International hostnames are normalized to ASCII/punycode (UTS-46, e.g.
`müller.example` → `xn--mller-kva.example`) before DNS, the `Host:` header,
and TLS SNI — matching curl. This is the default `idn` feature, backed by the
first-party pure-Rust `intl` crate's `idna` module (no C, no transitive deps).
Turn it off per request with `--no-idn` (CLI), `Request::idn(false)` (library),
or `RSURLOPT_IDN = 0` (C FFI). To drop the capability and the `intl`
dependency/tables from the build entirely, compile without default features,
e.g. `cargo build --release --no-default-features --features purecrypto-tls`.

### Optional protocol stacks (SSH, BitTorrent)

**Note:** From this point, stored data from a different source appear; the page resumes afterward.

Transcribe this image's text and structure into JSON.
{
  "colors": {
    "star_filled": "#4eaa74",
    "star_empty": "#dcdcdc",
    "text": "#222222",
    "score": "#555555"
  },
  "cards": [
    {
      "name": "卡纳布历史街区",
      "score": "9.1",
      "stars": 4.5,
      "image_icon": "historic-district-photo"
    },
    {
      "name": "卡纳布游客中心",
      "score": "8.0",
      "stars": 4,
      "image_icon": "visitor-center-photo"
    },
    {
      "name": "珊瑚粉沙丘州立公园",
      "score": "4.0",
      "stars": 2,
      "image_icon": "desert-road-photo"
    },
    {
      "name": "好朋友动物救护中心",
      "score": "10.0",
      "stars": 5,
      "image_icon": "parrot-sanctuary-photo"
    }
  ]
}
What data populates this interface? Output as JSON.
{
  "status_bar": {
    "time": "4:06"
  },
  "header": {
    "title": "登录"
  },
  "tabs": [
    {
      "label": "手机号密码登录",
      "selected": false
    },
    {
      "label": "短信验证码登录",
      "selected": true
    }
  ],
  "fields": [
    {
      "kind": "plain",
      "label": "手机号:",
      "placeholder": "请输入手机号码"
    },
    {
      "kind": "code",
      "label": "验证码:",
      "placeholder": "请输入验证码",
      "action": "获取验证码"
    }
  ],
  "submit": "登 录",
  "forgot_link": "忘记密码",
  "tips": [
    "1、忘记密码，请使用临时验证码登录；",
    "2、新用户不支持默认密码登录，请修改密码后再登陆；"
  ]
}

The SSH transports (`sftp://` / `scp://`) and the BitTorrent client are each
behind a default-on Cargo feature — `ssh` and `bittorrent` respectively. An
HTTP-only consumer that doesn't want a full SSH client and BitTorrent stack
linked in can drop both:

```sh
cargo build --release --no-default-features --features purecrypto-tls,idn
```

Dropping `ssh` also stops the `puressh` dependency (and its `libc`/`nix`
bindings) from being compiled at all. With either feature off, the
corresponding URL schemes are rejected with `Error::UnsupportedScheme` (the CLI
prints `this build has no … support`).